50. Out

15.1K 2.1K 707
                                    

Suasana yang menyelimuti ruang rawat inap itu hening sejak Jennie datang dan menggantikan Rosé untuk menjaga Lisa.

Awalnya memang lagi-lagi Rosé berkeinginan untuk menginap, Tapi Lisa memaksa sang kakak agar beristirahat di rumah. Jennie pun demikian, Lisa tadinya menyuruh gadis berpipi mandu itu pulang bersama Rosé. Namun Jennie bilang akan pulang setelah ibu mereka datang.

Setelahnya, Jennie tak lagi bicara. Lisa pun bingung harus memulai seperti apa. Alhasil dia memilih membaca sebuah buku dengan mengabaikan Jennie.

"Kau... Tidak akan merasa lelah kan Lisa?"

Lisa mengalihkan pandangannya dari buku yang dia baca setelah mendengar suara lirih Jennie.
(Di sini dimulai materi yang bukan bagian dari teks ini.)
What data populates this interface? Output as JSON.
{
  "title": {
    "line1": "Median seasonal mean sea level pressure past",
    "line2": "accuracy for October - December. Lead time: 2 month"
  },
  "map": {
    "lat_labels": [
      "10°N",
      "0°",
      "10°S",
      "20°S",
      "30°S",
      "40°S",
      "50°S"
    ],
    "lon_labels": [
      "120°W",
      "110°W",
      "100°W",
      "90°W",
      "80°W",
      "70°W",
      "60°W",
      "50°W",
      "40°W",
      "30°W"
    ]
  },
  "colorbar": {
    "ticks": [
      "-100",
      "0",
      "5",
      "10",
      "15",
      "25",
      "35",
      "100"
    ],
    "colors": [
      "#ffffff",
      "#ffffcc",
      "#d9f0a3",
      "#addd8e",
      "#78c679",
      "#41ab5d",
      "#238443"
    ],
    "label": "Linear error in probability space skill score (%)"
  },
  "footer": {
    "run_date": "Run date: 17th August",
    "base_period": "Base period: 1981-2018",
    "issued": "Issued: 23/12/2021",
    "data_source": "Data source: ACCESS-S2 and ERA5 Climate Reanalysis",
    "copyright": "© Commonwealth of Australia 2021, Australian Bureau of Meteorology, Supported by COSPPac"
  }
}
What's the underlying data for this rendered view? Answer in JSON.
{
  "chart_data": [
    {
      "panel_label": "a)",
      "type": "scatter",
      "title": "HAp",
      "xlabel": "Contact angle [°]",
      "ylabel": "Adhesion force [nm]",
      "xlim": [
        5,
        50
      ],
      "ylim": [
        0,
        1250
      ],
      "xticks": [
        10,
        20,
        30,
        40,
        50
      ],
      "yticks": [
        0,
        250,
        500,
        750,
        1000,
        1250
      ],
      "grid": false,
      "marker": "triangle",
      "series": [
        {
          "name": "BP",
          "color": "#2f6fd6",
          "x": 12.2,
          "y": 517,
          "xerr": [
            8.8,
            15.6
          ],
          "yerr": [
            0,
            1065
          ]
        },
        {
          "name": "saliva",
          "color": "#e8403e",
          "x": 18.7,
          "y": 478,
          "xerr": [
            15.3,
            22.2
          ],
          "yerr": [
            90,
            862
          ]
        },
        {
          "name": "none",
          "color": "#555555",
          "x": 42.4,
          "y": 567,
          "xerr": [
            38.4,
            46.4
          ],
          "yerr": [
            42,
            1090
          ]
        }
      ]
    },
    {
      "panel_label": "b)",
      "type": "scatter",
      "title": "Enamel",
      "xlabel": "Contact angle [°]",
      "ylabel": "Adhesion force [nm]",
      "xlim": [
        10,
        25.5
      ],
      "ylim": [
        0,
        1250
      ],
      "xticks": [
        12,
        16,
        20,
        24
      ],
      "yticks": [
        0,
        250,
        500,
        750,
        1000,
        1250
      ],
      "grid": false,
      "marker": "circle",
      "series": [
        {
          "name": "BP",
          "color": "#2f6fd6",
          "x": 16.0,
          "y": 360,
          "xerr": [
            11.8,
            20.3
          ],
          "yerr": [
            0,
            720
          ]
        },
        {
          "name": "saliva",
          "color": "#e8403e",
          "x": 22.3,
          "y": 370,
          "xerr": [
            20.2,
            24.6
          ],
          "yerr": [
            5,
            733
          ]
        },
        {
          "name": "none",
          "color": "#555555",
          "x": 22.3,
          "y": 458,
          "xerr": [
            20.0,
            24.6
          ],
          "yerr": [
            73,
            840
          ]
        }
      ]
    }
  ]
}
Kakaknya sedang menatap ke luar jendela, tanpa mau menoleh ke arahnya.

"Aku sedang tidak melakukan apa pun. Untuk apa aku merasa lelah?" Lisa menjawab dengan bingung. Jelas sekali jika dia kini sedang beristirahat, bukan melakukan suatu yang melelahkan.

Jennie tampak menggulum bibirnya. Kedua tangan gadis itu bertaut dengan gelisah. Tampak sekali jika ada sesuatu yang mengganggu pikiran Jennie.

"Suzy Unnie bilang, kau akan lumpuh. Suzy Unnie bilang, rasa sakit itu akan menyiksamu seumur hidup. Apa ketika itu, kau akan merasa lelah? Apa kau akan meninggalkanku?" Suara Jennie amat parau. Dia sudah tak bisa menahan air matanya lagi.

"Lalu jika aku lelah, kau pikir apa yang bisa ku lakukan? Melakukan suntik mati? Bunuh diri? Ayolah, pikiranku tidak serendah itu." Lisa menjawab dengan kekehan ringan.

Dia sudah pernah melewati beban hidup yang bahkan lebih berat dari penyakitnya. Saat ini dia menerima dukungan dari banyak orang, namun dulu tak ada seorang pun yang tahu. Nyatanya ketika itu, Lisa dapat bertahan dengan baik. Dia tidak memiliki keinginan untuk mengakhiri hidupnya.

"T-Tapi---"

"Apa kau ingin aku melakukan itu?" pertanyaan Lisa membuat kedua mata Jennie membulat.

"Aniya. Aku hanya merasa takut. Aku tidak bisa kehilanganmu, Lisa-ya." Jennie menyanggah ucapan Lisa dengan kuat.

Semenjak mendengarkan percakapan sang ayah bersama Suzy tadi pagi, perasaan Jennie tak pernah tenang. Dia tak mau Lisa merasa lelah nantinya. Dia tak mau ucapan Suzy terbukti.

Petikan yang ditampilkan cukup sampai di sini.